The Strangest Bug

Ovid on 2002-10-22T16:34:41

Well, we're stumped. A site that has previously been working fine with MS SQL Server 2000, IIS 5.0 and Windows 2000 has started to crash and burn ... intermittently. I've been working on some updates and a section of code that I have never changed is causing the problem.

if ( $page eq $page_control{default}{page} )
{
    my $loginName = $db->get_user_info($user);
    my $message   = $db->get_admin_message;

It's that last line which is killing us. I even have it traced down to the actual statement handle execution, internally. I still don't know why it fails. That's not the weird part. Normal debugging methods have failed because when this crashes, everything locks up. We get no error messages from the database, from IIS, from anything.

I've tried $|++ and putting in carps before this code to narrow it down. No dice. There's nothing in the error logs.

I tried tossing in a BEGIN block to dump state information. No dice. Still nothing in the error logs.

It's almost as if the program senses that this method call, buried in a conditional a couple of hundred lines after the beginning of execution, is going to lock up so the program decides that it's a waste of even trying to run. If this program is executed in such a way that the condition is false, everything, including the debug warnings, works fine. The only way I managed to track down the bug was to dump some test output at the top of the program, put an __END__ token after the test output and do a binary search with this through the program to narrow down the exact cause of the failure.

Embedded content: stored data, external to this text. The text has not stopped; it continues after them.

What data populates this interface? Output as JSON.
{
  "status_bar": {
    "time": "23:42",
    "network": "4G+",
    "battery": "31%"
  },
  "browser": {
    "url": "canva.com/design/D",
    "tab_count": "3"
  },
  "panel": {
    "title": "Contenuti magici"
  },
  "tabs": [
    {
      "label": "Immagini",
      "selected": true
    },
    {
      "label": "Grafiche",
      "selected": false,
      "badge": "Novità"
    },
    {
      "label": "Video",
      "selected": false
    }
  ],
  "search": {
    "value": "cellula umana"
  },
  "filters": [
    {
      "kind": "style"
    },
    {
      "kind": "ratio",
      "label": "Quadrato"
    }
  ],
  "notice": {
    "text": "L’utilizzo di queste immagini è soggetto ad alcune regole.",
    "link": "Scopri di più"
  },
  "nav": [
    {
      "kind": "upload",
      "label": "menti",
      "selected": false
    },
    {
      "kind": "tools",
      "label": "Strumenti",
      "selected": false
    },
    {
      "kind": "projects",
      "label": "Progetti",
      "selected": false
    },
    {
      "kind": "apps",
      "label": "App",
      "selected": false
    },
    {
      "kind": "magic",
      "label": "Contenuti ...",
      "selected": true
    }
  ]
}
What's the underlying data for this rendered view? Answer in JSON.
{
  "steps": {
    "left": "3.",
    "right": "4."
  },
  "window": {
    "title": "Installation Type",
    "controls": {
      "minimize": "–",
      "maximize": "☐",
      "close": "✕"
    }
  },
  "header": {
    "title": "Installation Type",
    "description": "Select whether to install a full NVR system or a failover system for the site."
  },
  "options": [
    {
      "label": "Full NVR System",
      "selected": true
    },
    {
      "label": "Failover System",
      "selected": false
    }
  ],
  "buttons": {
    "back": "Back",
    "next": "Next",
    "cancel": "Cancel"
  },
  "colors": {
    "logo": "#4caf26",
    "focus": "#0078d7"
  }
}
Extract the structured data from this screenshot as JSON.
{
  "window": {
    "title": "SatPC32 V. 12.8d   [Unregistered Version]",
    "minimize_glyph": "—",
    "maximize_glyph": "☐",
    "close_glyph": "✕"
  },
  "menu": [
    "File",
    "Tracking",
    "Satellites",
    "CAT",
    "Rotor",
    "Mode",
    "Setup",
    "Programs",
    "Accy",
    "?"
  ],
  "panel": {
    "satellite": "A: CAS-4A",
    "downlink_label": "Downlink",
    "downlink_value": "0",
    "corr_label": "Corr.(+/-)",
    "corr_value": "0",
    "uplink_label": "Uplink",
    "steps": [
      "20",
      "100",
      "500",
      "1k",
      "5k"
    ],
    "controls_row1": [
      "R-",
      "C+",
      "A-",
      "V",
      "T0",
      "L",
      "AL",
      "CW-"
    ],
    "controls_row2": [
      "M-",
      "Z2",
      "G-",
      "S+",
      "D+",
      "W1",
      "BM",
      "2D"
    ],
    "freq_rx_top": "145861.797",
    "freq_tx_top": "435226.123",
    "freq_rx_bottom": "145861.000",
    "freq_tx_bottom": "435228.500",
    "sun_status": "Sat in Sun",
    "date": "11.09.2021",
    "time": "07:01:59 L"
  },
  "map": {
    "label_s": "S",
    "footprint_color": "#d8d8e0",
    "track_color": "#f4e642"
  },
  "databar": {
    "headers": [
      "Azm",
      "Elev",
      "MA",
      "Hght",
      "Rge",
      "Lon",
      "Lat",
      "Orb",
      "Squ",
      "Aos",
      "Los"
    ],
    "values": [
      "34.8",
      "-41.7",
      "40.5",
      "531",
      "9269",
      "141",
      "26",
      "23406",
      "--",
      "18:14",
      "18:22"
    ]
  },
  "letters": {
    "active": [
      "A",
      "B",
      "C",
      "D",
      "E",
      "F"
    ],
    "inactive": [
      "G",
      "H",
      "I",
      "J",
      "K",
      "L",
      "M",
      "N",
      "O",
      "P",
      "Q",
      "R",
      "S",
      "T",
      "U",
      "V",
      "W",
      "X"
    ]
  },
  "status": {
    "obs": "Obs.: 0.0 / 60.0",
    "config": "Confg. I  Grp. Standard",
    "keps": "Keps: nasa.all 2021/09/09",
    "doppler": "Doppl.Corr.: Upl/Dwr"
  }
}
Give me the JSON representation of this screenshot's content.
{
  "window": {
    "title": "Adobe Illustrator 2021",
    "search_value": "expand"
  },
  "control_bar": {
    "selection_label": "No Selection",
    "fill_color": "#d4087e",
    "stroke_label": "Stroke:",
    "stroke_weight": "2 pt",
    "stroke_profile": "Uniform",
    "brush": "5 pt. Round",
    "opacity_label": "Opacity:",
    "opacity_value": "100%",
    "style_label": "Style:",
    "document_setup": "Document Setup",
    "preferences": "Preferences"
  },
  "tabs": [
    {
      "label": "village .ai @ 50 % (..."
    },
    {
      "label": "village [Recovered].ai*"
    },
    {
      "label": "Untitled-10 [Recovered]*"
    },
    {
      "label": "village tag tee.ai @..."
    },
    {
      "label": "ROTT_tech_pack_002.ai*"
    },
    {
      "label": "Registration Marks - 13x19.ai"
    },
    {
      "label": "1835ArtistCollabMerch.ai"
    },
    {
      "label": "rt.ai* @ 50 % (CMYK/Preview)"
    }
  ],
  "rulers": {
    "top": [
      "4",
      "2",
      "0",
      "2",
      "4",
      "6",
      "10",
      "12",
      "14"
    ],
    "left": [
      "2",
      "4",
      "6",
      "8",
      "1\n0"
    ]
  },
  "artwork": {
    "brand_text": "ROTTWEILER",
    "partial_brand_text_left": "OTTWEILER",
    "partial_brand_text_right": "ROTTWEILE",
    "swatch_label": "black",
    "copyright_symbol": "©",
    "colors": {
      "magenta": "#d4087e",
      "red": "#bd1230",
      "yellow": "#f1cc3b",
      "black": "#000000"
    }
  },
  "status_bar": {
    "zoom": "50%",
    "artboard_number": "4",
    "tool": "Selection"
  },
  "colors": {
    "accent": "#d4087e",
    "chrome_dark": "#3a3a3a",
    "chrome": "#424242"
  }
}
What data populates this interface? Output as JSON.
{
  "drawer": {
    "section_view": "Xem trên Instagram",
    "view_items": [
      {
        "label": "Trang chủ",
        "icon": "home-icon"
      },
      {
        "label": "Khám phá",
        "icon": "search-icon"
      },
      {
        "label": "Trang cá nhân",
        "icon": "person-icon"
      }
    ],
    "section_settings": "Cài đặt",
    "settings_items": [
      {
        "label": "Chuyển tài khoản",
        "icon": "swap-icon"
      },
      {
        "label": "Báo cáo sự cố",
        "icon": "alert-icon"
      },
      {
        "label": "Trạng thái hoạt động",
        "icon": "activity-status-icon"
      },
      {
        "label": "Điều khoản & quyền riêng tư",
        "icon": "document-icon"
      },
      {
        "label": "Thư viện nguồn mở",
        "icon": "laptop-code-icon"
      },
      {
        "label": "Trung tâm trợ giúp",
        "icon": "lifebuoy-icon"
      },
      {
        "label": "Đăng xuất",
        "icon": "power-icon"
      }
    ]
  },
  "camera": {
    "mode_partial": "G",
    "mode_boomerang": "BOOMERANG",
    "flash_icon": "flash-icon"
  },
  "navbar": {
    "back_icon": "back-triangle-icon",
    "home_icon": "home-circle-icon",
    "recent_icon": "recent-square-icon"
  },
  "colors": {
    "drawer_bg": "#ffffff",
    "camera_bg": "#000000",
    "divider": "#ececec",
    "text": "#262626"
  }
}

Truly, this is the strangest bug I have ever seen. Frankly, I suspect that this is some weird ISAPI error, but I can't prove it yet.

Update: We've narrowed the problem down to one database table that has one record and one field. We can't select, update, or delete that record, though we were apparently successful in inserting a new record. I say "apparently" because we still can't select anything from the table to verify it. We tried dropping and recreating the table, but SQL Server will just timeout when we try and drop it. Of course, this doesn't answer the question of why a problem with SQL Server will cause ISAPI to stop writing error messages to the logs ...


Win file locking issue?

wickline on 2002-10-22T18:54:08

What sort of database? Is each table a file?

If so...

Is it possible that an earlier instance of the script crashed or was interupted while it had that file open? Can you read the file in a text editor, or does NT give you an error?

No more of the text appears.